# Board Tip Shorter than the Tail ??



## Lyndo (Oct 10, 2009)

you sure she isn't just riding it backwards? try flipping the bindings around


----------



## Triple8Sol (Nov 24, 2008)

It's setup backwards. Fail.


----------



## jaaxnikols (Nov 17, 2009)

*.*

Basically what the problem is, would be that the board is set up backwards.

The reason is becaues it is probably a directional shaped board.

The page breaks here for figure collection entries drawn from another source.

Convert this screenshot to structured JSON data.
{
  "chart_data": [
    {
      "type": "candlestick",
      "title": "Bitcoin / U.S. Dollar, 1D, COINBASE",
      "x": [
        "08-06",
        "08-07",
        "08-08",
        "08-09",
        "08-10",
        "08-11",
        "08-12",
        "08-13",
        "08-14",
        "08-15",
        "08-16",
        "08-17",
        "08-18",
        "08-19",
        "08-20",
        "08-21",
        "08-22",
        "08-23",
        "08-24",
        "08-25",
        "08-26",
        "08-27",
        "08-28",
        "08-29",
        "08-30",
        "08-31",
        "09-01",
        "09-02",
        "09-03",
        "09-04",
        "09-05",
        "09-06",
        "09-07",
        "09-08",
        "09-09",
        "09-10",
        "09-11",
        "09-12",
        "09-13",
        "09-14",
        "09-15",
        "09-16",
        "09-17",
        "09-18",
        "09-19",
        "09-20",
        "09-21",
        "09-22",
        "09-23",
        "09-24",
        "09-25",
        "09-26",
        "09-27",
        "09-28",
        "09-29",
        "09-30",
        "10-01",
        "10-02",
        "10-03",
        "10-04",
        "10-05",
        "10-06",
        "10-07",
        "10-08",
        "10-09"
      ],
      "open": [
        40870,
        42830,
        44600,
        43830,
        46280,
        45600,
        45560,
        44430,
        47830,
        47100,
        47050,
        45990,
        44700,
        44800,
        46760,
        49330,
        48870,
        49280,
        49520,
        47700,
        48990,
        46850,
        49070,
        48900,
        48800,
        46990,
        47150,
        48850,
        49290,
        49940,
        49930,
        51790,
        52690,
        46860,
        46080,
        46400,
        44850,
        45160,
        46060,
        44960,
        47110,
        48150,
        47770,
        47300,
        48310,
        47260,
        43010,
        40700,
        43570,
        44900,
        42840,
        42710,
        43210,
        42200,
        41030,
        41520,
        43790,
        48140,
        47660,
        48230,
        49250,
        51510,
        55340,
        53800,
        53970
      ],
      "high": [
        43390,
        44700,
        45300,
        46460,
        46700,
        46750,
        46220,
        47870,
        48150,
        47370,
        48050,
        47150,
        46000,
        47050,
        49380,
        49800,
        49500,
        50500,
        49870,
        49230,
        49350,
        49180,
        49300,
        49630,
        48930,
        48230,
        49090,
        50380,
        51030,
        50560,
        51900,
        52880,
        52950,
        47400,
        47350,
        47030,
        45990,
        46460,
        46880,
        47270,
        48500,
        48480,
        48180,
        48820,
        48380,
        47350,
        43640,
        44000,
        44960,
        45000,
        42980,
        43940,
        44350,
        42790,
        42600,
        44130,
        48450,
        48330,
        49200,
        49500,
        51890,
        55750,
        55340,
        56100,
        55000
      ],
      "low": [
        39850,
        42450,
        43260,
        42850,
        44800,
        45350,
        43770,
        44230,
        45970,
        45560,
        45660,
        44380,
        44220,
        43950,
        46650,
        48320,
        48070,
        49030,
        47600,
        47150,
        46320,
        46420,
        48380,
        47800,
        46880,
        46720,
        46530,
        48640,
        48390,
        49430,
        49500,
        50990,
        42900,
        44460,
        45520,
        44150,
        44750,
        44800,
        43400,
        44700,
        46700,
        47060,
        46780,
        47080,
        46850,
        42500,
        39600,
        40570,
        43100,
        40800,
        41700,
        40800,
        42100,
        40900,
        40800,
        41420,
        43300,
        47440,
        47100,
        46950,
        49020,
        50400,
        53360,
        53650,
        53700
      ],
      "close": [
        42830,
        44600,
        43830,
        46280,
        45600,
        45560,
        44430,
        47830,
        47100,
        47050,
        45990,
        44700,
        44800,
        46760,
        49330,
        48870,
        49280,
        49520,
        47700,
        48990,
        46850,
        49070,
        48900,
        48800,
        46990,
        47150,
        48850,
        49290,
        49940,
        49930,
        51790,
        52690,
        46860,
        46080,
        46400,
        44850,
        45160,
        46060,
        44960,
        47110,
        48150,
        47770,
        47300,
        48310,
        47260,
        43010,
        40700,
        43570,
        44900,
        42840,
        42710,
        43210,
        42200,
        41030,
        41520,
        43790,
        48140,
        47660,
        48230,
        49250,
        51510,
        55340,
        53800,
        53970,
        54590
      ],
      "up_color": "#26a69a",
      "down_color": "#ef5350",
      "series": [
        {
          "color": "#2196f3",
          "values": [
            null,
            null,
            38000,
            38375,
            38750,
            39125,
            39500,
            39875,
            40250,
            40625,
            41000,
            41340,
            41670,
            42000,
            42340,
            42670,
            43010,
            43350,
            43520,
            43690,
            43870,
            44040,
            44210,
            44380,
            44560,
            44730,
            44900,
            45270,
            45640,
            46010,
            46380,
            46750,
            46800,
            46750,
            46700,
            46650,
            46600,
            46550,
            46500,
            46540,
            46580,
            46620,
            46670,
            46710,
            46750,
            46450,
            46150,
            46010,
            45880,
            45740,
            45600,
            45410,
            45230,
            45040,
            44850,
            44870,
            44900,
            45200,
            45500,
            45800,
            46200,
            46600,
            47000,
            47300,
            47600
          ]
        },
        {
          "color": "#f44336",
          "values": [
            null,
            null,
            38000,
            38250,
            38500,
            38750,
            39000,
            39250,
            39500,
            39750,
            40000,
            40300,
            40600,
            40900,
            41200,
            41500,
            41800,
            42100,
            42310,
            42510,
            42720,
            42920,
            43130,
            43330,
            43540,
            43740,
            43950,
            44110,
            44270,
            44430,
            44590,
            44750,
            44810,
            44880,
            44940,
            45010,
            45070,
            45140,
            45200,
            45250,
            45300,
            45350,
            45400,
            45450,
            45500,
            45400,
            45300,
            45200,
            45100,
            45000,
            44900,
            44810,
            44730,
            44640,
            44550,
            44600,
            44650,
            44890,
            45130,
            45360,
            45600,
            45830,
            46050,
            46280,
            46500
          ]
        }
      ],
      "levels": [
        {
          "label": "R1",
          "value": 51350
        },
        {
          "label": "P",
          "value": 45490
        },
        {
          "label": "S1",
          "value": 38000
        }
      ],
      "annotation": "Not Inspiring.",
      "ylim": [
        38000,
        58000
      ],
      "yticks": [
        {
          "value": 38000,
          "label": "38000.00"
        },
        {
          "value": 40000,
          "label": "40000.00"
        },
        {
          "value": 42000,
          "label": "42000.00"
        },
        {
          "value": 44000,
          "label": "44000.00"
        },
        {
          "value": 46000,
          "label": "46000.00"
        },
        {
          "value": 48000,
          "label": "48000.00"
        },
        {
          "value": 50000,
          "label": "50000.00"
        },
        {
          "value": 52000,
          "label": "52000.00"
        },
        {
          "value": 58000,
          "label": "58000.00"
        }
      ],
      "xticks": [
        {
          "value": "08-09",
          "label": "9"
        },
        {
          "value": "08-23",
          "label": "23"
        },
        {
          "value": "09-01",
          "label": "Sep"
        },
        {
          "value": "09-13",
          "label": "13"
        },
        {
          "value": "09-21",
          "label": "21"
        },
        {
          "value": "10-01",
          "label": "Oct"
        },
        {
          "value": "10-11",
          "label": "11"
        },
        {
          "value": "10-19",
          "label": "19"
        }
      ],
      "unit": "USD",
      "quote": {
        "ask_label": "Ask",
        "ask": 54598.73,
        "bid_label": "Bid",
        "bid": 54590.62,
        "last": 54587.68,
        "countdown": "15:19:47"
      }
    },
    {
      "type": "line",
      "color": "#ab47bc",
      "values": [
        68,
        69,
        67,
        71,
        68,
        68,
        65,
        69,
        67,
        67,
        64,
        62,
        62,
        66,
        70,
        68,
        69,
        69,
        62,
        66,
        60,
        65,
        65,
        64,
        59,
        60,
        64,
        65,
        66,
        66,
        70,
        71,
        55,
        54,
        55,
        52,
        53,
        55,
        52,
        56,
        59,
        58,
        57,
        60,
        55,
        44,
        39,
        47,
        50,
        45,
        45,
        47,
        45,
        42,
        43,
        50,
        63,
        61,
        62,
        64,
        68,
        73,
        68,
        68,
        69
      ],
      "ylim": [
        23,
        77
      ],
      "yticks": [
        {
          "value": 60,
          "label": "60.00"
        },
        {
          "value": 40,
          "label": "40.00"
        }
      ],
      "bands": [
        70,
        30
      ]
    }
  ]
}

The nose should be longer than the tail, meaning there would be more length on the nose than the tail. 

If you have more tail length than nose length, then it is backwards... boards should always be either set up centered, or set back stances, which are common on directional boards.

What kind of board is it?


----------



## MunkySpunk (Jan 7, 2009)

Take a break from the bong and turn the bindings around.


----------



## snoeboarder (Sep 19, 2008)

Fail for sure ... if ... if i never checked into the binders the shop setup for her ... but I did, so I will say ... Success 

the board does seem backwards, I stepped back to look at it one day and noticed it was off center in the wrong way

the text and graphics on the board are not upside down, so maybe the board is made for a regular rider, possible??

the only way these bindings will be centered is ... me moving the binders back, away from the tip, to the last setting .... or she will be riding with the text upside down .... whatever really ..... which way do you suggest .... im guessing upside down text

the board is a ltd betty jr, her 1st

funny thing, i found an image on google of the same exact setup, same bindings, same goofy stance, take a look


----------



## snoeboarder (Sep 19, 2008)

i just took another look and measured twice with the bindings off

its only 1/4" longer in the back ... but still

its easier to ride setback while learning right? she is comfortable with the board, shes rode 11 days on it

but shes struggling with linking turns so i started eyeing the board

its called a betty jr, 139, shes 5 foot 110lbs, i dont know the 1st thing about girls sizing

help!


----------



## Triple8Sol (Nov 24, 2008)

snoeboarder said:


> the text and graphics on the board are not upside down, so maybe the board is made for a regular rider, possible??


----------



## burritosandsnow (Nov 22, 2008)

these things happen ... if all else has been tested last thing id say is factory defect ... i got two lib boards from one of the local kids for free that were defects .. one was a skate banana that was set back 1/2 inch (drilled wrong) and the other was a trs that has different magne traction waves on each side ... so yeah weird shit like that happens .. i say take it back to the shop and see if they can warranty it....


----------